Although his address to Republican lawmakers was initially billed as an attempt at bipartisan conciliation, President Barack Obama suffered a mental China Syndrome when conservatives failed to sufficiently curtsy, grovel, prostate themselves at his feet, and perform fellatio on his official, presidential signet ring with built-in whistle and magic decoder. Apparently, the egomaniacal leader of the free world felt that, by sheer force of personality, his presence in Republican chambers would lead to their slavish devotion and maybe even lots of presents.
Obama, blowing a gasket over Republicans refusal to embrace his health care bill, launched into a tirade during which he blamed George Bush for creating bread mold.

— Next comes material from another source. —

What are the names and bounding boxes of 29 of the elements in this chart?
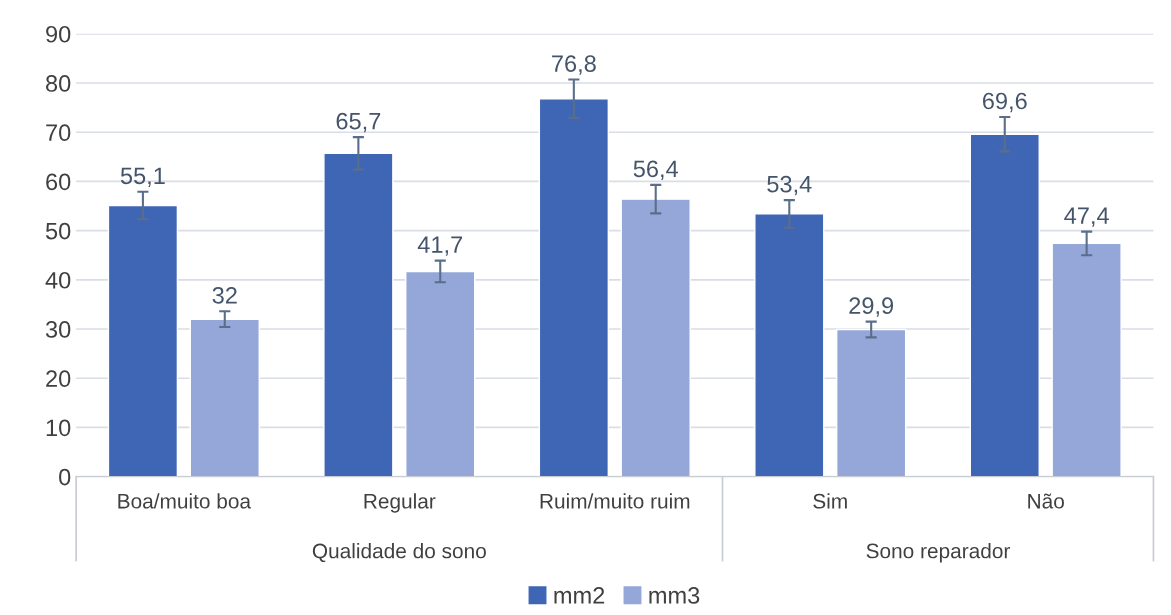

“If you were listen the debate, you’d think this was some sort of Bolshevik plot,” said the addled president, who then dropped to his knees, did 20 girl-style push-ups, and praised both Allah and Popeye the Sailor Man. “You’re telling constituents that ‘this guy is doing some crazy stuff to destroy America.’ But, let me tell you, you don’t have any room to negotiate with me.”
Republicans at this point burst into laughter, wondering why, if they had zero negotiation room, health care was all but dead.
Shocked Republicans drank a glass of water and ordered pizza, while Obama donned a sun dress, danced about the room, and sang that old favorite "In Heaven, There Is No Beer."
"I'll get you, my pretties . . . and your little Venusian slurptile too," remarked Obama as he fled the room and vomited up an entire box of Little Debbie snack cakes. "The Federation will hear of this!"